La Rula de Avilés ha presentado hoy el balance de ejercicios del 2025, consolidando un año de crecimiento sostenido tanto en volumen de capturas como un valor económico. Durante el pasado año, la lonja subasto un total de 11, millones de kilos de 125 especies comerciales diferentes, lo que supone un incremento del 14,5% respecto al año anterior.
Este aumento de volumen se ha traducido también en una mejora de la facturación.

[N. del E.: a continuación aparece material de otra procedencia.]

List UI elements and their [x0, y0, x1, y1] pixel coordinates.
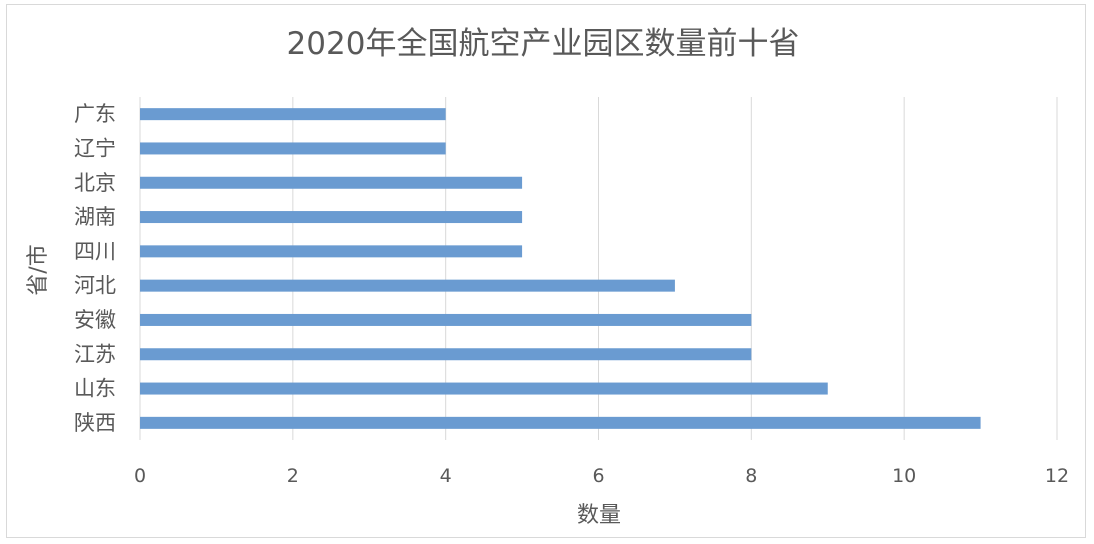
chart-title: 2020年全国航空产业园区数量前十省 [287, 26, 800, 62]
category-label-2: 北京 [74, 171, 116, 195]
bar-4 [140, 245, 523, 258]
x-tick-label-0: 0 [134, 465, 146, 487]
category-label-6: 安徽 [74, 308, 116, 332]
x-tick-label-1: 2 [287, 465, 299, 487]
category-label-3: 湖南 [74, 205, 116, 229]
bars [140, 108, 981, 429]
category-label-8: 山东 [74, 377, 116, 401]
y-axis-label: 省/市 [26, 244, 51, 295]
x-tick-label-4: 8 [745, 465, 757, 487]
bar-5 [140, 279, 675, 292]
bar-2 [140, 176, 523, 189]
x-tick-label-2: 4 [440, 465, 452, 487]
bar-8 [140, 382, 828, 395]
category-label-1: 辽宁 [74, 136, 116, 160]
x-tick-label-5: 10 [892, 465, 916, 487]
bar-0 [140, 108, 446, 121]
bar-7 [140, 348, 752, 361]
category-label-4: 四川 [74, 239, 116, 263]
bar-9 [140, 416, 981, 429]
bar-1 [140, 142, 446, 155]
x-tick-labels: 0 2 4 6 8 10 12 [134, 465, 1069, 487]
category-label-0: 广东 [74, 102, 116, 126]
category-label-9: 陕西 [74, 411, 116, 435]
bar-6 [140, 313, 752, 326]
category-label-5: 河北 [74, 274, 116, 298]
chart-frame [6, 4, 1086, 538]
x-tick-label-3: 6 [592, 465, 604, 487]
bar-3 [140, 211, 523, 224]
category-label-7: 江苏 [74, 342, 116, 366]
x-tick-label-6: 12 [1045, 465, 1069, 487]
x-axis-label: 数量 [577, 503, 621, 528]
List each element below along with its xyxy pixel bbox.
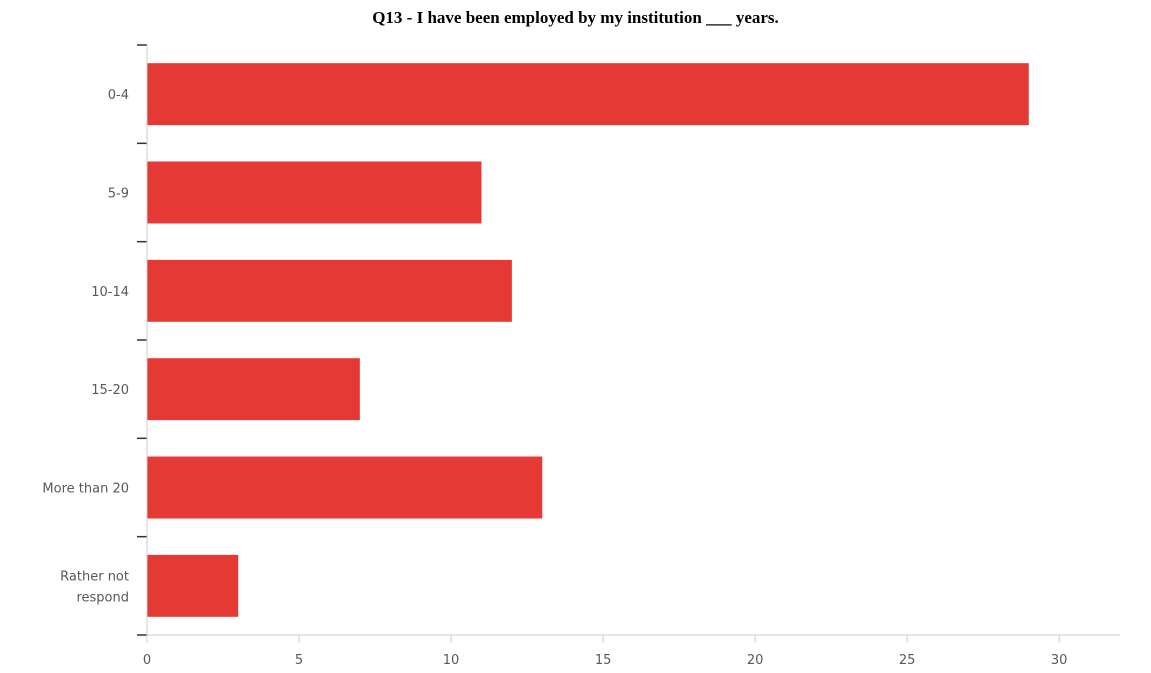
x-tick-label: 20 <box>747 653 764 668</box>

El valor total de las ventas alcanzó los 41,5 millones de euros, un 13% más que en 2024, reafirmando la importancia estratégica del puerto pesquero avilesino, que durante este periodo fue utilizado por más de 400 embarcaciones y profesionales para la descarga de sus capturas.
Uno de los grandes protagonistas de la temporada fue el Bonito del Norte. Por primera vez, esta especie superó la barrera de los 2 millones de kilos vendidos, generando unos ingresos de 8,3 millones de euros. La costera, que se desarrolló entre el 12 de mayo y el 20 de octubre, marcó un hito histórico para la instalación.
Por su parte, la merluza se mantiene como la especie reina de la Rula. Aunque experimentó un ligero descenso respecto a los 2,6 millones de kilos de 2024, cerró el año con 2,5 millones de kilos vendidos y un valor económico de 14,1 millones de euros, situándose a la cabeza del ránking de especies subastadas.
La xarda cerró el ejercicio con un volumen de 1,5 millones de kilos que alcanzaron un valor de 3,3 millones de euros, mostrando un comportamiento sólido al igual que el bocarte, cuyas ventas ascendieron a 1,4 millones de kilos por un importe de 3,3 millones de euros, encadenando así un segundo año consecutivo de crecimiento. Asimismo, la bacaladilla registró una actividad notable con 1,29 millones de kilos subastados y un valor de 1,9 millones de euros, mientras que el chicharro completó la estadística de las principales especies con un total de 499.000 kilos vendidos, lo que supuso un valor económico de 700.000 euros.
El gerente de la Rula de Avilés, Ángel Muñoz, ha mostrado su satisfacción por los resultados obtenidos, destacando que el puerto encadena ya tres años consecutivos de crecimiento en capturas y dos en resultados positivos. «Ha sido un año bueno y estamos satisfechos. Trabajamos para mantener la tendencia en 2026», señaló.
Sin embargo, el optimismo se ve empañado por la preocupación ante el nuevo escenario de cuotas. Muñoz advirtió sobre la incertidumbre que generan los recortes en las posibilidades de pesca de numerosas especies, especialmente la preocupación por el descenso del cupo para la xarda, el abadejo y la bacaladilla de cara al año que comienza.